Muses
MUSES. Near the highest peak of snowy Olympus, the nine Muses—Clio, Euterpe, Thalia, Melpomene, Terpsichore, Erato, Polyhymnia, Ourania, and Calliope, daughters of Zeus and Mnemosyne (Memory)—were born to be, in Hesiod's words, "the forgetting of misfortunes and respite from sorrow" (Theogony 55). Like-minded virgins, free from grief, their only concern is song. Always accompanied by the Graces and Desire, they dance in chorus on delicate feet on the mountaintops, bathe in springs with violet glints, and make their way to the radiant abodes of Zeus, which laugh under the spell of their sweet voices (Theogony 1ff.).
What the Muses sing is mnēmosunē—memory of what is, what was, and what will be. And for the Greeks, memory is truth. The subject of their song is the kingdom of Zeus the father, he who subdued the Titans, who restored his brothers' power and imposed a harsh fate on their father Kronos, and who bestowed honors on all the gods. The Muses sing the victory of the cosmos, of harmony over chaos, and their sweet accents make Zeus's enemies tremble in the depths of the earth (Theogony 68ff.; Pindar, Pythia 1.13). They also sing the miserable fate of mortals, who live in bewilderment, unable to find a cure for death or a remedy for old age (Homeric Hymn to Apollo 190ff.).

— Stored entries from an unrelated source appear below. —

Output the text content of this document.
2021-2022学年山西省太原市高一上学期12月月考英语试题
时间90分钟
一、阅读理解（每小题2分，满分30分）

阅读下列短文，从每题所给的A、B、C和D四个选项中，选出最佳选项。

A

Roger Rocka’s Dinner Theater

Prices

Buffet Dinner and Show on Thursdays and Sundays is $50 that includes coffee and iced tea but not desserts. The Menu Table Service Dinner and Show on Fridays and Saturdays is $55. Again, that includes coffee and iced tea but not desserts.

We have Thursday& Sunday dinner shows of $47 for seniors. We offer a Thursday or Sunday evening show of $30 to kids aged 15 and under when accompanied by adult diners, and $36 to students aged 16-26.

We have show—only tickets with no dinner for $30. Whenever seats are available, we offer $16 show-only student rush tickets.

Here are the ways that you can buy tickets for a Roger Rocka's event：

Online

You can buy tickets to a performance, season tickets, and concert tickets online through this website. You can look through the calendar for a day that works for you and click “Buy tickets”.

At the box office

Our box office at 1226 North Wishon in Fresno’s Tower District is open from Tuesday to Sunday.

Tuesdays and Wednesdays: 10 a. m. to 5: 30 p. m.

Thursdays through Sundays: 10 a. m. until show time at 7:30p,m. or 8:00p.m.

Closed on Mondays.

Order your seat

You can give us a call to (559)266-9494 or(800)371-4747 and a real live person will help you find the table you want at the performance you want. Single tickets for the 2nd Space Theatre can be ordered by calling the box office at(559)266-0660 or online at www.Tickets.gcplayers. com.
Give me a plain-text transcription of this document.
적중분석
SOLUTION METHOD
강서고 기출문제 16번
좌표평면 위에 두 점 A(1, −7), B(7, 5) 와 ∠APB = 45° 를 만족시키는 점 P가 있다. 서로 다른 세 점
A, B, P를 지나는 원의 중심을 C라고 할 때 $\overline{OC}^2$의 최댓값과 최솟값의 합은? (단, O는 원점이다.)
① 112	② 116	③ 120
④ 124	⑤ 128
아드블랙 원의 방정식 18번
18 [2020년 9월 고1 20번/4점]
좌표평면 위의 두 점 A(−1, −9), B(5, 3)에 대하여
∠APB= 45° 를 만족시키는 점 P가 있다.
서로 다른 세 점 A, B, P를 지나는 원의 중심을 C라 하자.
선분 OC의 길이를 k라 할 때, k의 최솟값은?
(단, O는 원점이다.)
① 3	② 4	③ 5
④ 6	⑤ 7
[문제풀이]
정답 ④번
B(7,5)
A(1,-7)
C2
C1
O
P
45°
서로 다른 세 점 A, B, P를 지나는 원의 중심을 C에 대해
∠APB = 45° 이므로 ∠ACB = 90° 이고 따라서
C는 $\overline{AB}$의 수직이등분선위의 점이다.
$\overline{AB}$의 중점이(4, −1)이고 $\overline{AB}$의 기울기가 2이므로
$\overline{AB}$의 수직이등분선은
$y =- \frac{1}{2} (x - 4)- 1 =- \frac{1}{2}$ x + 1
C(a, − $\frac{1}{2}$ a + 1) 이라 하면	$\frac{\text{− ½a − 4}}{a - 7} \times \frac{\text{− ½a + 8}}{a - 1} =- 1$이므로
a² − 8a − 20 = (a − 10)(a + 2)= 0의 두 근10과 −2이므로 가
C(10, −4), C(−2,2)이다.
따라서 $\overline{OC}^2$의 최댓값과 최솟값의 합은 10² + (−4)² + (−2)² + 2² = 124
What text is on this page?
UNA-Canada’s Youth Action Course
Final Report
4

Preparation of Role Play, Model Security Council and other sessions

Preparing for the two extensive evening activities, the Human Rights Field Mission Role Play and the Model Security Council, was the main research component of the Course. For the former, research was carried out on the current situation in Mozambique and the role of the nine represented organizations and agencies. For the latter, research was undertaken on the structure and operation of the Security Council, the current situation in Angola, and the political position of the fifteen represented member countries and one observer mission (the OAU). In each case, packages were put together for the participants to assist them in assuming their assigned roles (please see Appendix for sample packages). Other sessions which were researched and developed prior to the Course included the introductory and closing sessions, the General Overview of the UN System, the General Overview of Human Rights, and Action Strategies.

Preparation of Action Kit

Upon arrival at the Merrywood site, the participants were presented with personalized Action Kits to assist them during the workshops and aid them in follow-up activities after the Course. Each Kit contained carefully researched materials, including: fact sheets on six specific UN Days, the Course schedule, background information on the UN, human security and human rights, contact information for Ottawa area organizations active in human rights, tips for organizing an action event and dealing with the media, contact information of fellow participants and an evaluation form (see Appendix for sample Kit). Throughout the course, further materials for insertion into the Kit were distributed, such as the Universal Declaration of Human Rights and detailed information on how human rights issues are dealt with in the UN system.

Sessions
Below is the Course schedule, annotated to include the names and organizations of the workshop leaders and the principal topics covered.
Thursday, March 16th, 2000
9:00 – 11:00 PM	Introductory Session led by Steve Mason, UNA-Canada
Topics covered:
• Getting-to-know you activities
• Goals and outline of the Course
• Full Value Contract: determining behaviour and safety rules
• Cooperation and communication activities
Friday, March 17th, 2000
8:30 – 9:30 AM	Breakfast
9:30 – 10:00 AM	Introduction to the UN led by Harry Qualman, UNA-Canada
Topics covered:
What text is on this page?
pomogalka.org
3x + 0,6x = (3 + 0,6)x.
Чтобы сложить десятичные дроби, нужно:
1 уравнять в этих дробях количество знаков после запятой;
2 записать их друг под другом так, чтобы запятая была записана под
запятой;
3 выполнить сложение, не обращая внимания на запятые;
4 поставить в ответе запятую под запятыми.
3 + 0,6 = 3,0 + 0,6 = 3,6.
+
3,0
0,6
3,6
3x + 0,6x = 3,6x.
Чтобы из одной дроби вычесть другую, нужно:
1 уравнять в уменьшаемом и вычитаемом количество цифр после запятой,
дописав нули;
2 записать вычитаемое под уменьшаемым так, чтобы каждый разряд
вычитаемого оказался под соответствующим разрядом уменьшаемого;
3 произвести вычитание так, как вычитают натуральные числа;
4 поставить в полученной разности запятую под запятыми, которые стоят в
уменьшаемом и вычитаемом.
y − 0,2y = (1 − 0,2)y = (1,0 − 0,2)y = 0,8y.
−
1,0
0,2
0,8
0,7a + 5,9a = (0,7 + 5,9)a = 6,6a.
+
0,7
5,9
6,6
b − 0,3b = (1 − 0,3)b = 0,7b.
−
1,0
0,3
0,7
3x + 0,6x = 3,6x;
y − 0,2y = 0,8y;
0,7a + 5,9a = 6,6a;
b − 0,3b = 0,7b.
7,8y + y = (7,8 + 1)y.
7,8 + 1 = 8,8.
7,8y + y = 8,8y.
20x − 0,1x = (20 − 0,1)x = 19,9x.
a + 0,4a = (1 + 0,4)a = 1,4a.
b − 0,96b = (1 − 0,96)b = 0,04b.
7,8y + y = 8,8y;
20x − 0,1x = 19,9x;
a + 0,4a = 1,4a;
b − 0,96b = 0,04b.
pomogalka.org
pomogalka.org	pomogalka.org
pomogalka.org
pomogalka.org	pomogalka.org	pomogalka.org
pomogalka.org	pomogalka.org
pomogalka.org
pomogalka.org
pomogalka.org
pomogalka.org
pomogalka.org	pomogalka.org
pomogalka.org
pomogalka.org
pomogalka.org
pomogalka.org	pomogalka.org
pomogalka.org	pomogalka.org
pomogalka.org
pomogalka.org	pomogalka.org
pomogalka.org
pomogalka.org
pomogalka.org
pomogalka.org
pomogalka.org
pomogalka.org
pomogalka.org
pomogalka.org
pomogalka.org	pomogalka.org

With Apollo, the Muses select and inspire the men they cherish. These are the lyre players and singers, and they, too, are able to make sorrow and grief disappear from mortal hearts with the sweet strains that flow from their lips. Thus when poets sing to Apollo and the Muses at the beginning of their songs, they put themselves under divine protection and make an offering at the same time. Invoking the Muses is the price the poet pays in order for his song to be called veracious and in order that he may breathe the imperishable memory and knowledge that the Muses alone bestow. Those who disdain this inspiration and pride themselves on being capable of creating and fashioning their songs without the Muses are punished; they are made to sing untruths and soon become mute, like the poet Thamyris (Iliad 2.594ff.).
Each of the nine Muses presides over one of the arts. According to one scheme, Clio is linked with history, Euterpe with music, Thalia with comedy, Melpomene with tragedy, Terpsichore with dance, Erato with elegy, Polyhymnia with lyric poetry, Ourania with astronomy, and Calliope with eloquence. Only Calliope, first among the Muses, has a role in the courts of kings (Theogony 80ff.); it is she who gives them wisdom and mellow voices. If the political initiation resembles poetic initiation, the music that Calliope teaches kings can in no case be confused with that of the poet. The Muse inspires kings with the knowledge of the kingdom of Zeus, so that the divine cosmos may be recreated among men.
The spirit that emanates from the Muses is the springlike freshness that allows mortals to derive some fortune from divine nature and to forget death. That may be why the Muses warn poets that they know how to sing untruth just as well as truth.
Bibliography
Boyancé, Pierre. Le culte des Muses chez les philosophes grecs. Paris, 1937.
Pearson, A. C. "Muses." In Encyclopaedia of Religion and Ethics, edited by James Hastings, vol. 9. Edinburgh, 1917.
Svenbro, Jesper. La parole et le marbre: Aux origines de la poétique grecque. Lund, 1976.
New Sources
Bing, Peter. The Well-Read Muse: Present and Past in Callimachus and the Hellenistic Poets. Göttingen, 1988.
Camilloni, Maria Teresa. Le Muse. Rome, 1998.